Mmmm. I’m always gravitating towards my latest, because it’s the one that I haven’t played out as much. You know, testing out where you can extrapolate a bit more from it and stretching it and seeing what you can do with it. So, at the moment I’m enjoying playing a song that’s not on the new album – it’s been written since then.

But it’s always the latest songs, generally. And each song puts me back in a moment in time, so depending on how that moment was, you kind of feel a different way.

Because I always try to be in the moment of the song, I want to express the song freshly in that moment. So, you have to inhabit those feelings every time you come to sing it. Otherwise, you can’t really sing it. And some feelings are harder to inhabit than others.

What can people expect when they see you live?
Well, a mixture of things. You could probably describe me as a fairly moody person: sometimes I’m really up, sometimes I’m really down and so the songs reflect that! [Laughs] So, you go on a bit of a rollercoaster ride, but you come out feeling like you’ve gone on a journey. I get a lot of feedback from people saying, “you really transported me”, and that’s great. That’s what it’s all about.

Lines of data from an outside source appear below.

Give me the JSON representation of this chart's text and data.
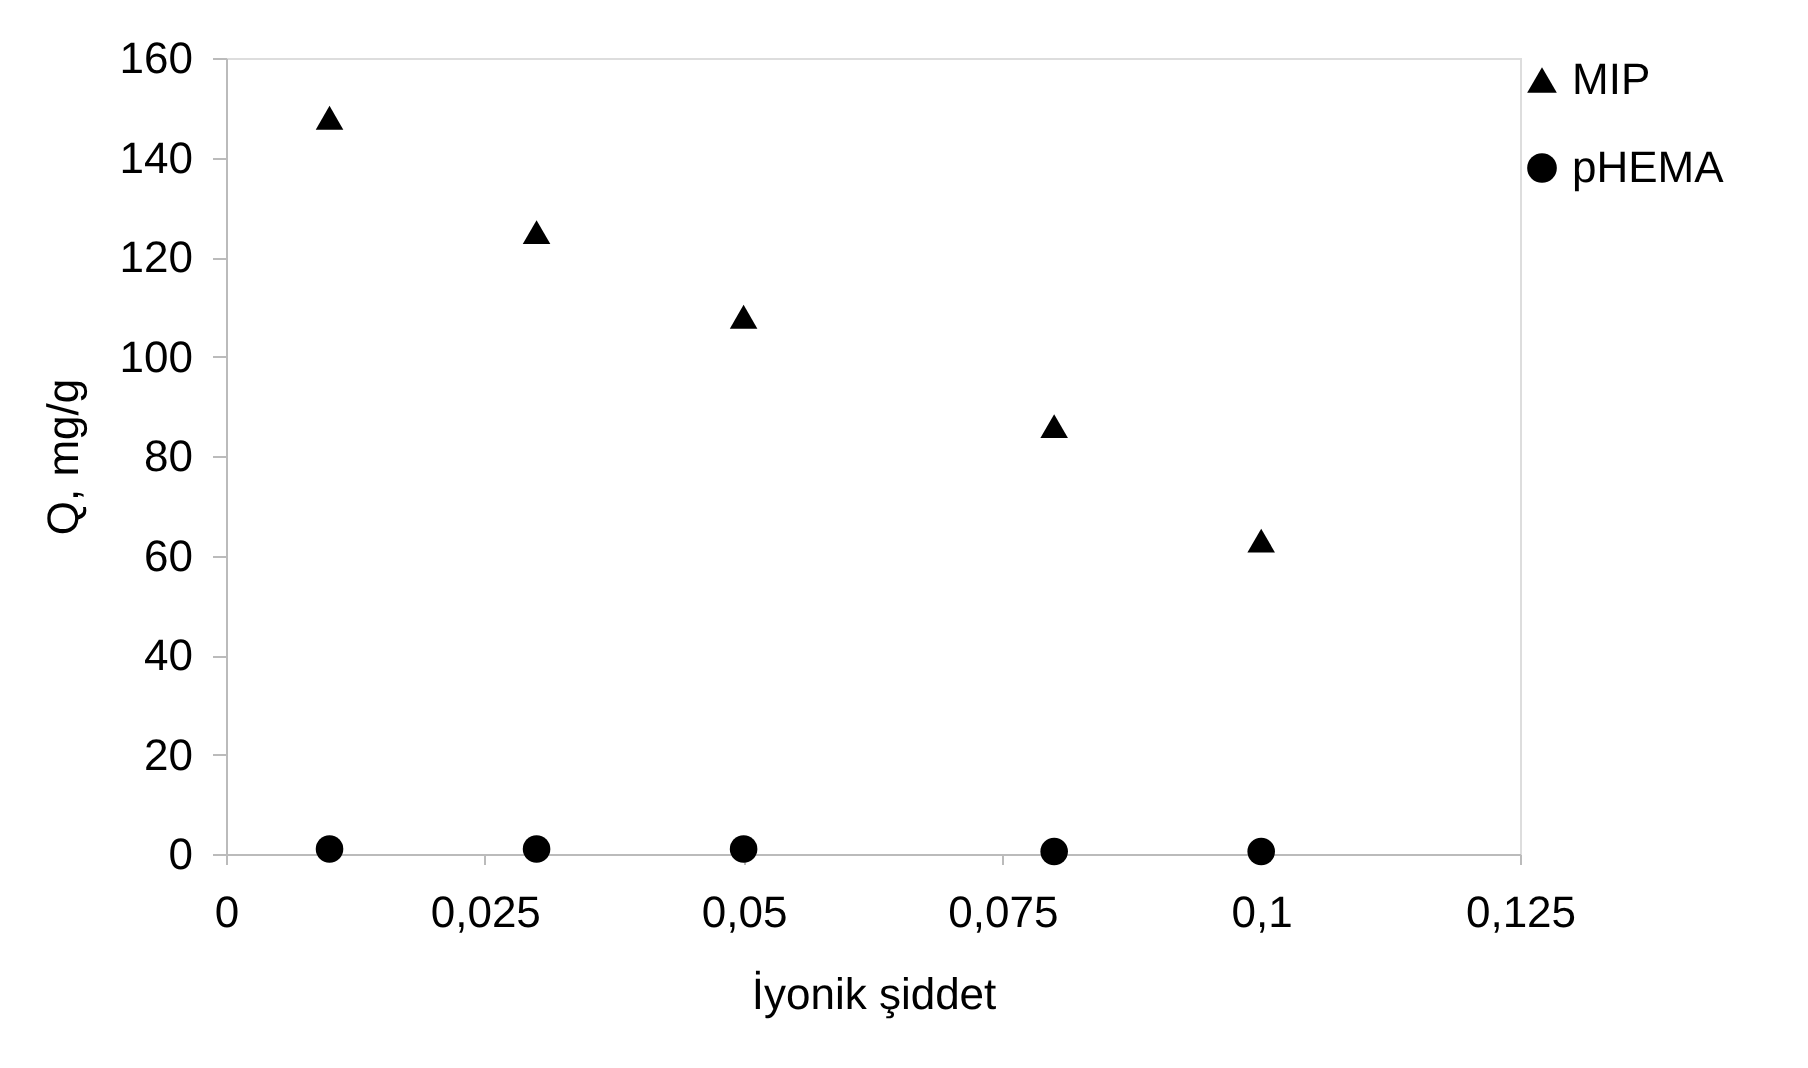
{
  "chart_data": {
    "type": "scatter",
    "xlabel": "İyonik şiddet",
    "ylabel": "Q, mg/g",
    "x": [
      0.01,
      0.03,
      0.05,
      0.08,
      0.1
    ],
    "series": [
      {
        "name": "MIP",
        "color": "#000000",
        "marker": "triangle",
        "values": [
          148,
          125,
          108,
          86,
          63
        ]
      },
      {
        "name": "pHEMA",
        "color": "#000000",
        "marker": "circle",
        "values": [
          1,
          1,
          1,
          0.5,
          0.5
        ]
      }
    ],
    "xlim": [
      0,
      0.125
    ],
    "xticks": [
      0,
      {
        "value": 0.025,
        "label": "0,025"
      },
      {
        "value": 0.05,
        "label": "0,05"
      },
      {
        "value": 0.075,
        "label": "0,075"
      },
      {
        "value": 0.1,
        "label": "0,1"
      },
      {
        "value": 0.125,
        "label": "0,125"
      }
    ],
    "ylim": [
      0,
      160
    ],
    "yticks": [
      0,
      20,
      40,
      60,
      80,
      100,
      120,
      140,
      160
    ],
    "grid": false,
    "legend": "right"
  }
}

We hear that. It’s been terrific to speak you, Julia. Tell us, then, how are you feeling now that the album is done?
Every part of the process has always got its own story to tell – as long as I come out proud of the result then I’m happy and I am. Yeah, it’s been deeply satisfying to see it come together.

Julia Biel’s self-titled album is out now. She plays The Slaughtered Lamb on April 6, and the Streatham Space Project on June 7, 2018. More tour dates can be found on juliabiel.com.